The details of new norms reviewed by Firstpost for three components €" filter half masks, surgical face masks and eye protectors €" reveals the testing procedures though relaxed will ensure that products are certified by a notified body and accredited lab, approved by the government. The experts believe this move will have twin advantage -- help small manufacturing sector and bring more manufacturers under the ambit of standard.

For face masks, BIS has approved sub-contracting for tests with enough safeguards. As per the new guidelines, the lab must be recognised by the BIS or it should be a government lab empanelled by the BIS.

"Conformity of the materials to the requirements of the standard may be established either through the supplier/manufacturer's test certificate or test report issued by BIS lab/BIS recognised Lab/BIS Empanelled Lab or through in-house testing," BIS guidelines for masks manufacturers said.

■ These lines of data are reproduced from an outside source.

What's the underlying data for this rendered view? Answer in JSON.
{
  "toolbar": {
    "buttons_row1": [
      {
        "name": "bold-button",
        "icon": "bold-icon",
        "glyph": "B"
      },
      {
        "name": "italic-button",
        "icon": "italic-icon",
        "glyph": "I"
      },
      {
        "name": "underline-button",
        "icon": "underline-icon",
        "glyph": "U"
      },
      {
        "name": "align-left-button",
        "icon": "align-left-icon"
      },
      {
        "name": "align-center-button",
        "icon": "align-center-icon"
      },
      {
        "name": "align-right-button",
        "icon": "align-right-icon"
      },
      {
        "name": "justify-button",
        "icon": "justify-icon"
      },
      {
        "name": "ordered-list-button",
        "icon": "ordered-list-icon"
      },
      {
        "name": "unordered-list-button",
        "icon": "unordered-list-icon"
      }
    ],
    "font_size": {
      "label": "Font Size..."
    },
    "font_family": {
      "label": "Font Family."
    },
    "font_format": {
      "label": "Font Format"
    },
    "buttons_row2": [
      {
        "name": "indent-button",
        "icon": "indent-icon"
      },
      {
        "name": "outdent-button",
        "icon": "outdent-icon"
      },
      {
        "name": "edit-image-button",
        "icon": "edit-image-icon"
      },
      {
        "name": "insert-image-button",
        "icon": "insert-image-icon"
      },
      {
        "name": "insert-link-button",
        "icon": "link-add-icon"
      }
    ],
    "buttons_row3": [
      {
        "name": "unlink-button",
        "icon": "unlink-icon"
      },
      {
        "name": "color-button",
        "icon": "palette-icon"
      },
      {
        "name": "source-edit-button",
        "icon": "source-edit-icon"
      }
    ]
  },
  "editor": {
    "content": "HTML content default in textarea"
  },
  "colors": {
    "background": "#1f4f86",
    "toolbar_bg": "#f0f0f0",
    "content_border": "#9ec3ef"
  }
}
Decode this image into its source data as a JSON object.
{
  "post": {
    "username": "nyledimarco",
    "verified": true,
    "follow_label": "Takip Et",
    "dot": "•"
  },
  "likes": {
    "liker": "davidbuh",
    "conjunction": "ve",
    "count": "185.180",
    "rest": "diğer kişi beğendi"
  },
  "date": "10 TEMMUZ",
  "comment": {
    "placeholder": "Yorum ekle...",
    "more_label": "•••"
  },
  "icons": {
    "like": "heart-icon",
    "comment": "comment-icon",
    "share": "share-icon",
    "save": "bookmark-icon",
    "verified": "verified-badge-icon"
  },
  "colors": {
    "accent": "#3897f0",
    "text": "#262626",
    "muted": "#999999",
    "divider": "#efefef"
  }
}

For the manufacturing of Eye Protectors, BIS said if the testing of sample is done at the factory of a BIS licensee, it will be conducted under supervision of a BIS certification officer.

Rajiv Nath, forum coordinator of Association of Indian Medical Device Industry said this relaxation was sought for N95, three-layer surgical mask and eye protectors (goggles) to enable a larger pool of compliant manufacturers so that non-licensed manufacturers could use the facility of the licensed manufacturer as cost of test equipment like for three-layer surgical mask manufacturing is Rs 15-16 Lakh. The cost is quite prohibitive for an SME manufacturer and it takes time to set up.

He also said for users who are dependent on HLL the move by BIS means access to a larger pool of indigenous manufacturers with lower prices than imports currently and for new manufacturers, it will ensure flexibility and ease of doing business.

"There is an acute shortage of goggles and also of masks. So by sharing of limited testing equipment and resources, we are trying to have more suppliers added to pool," Nath said.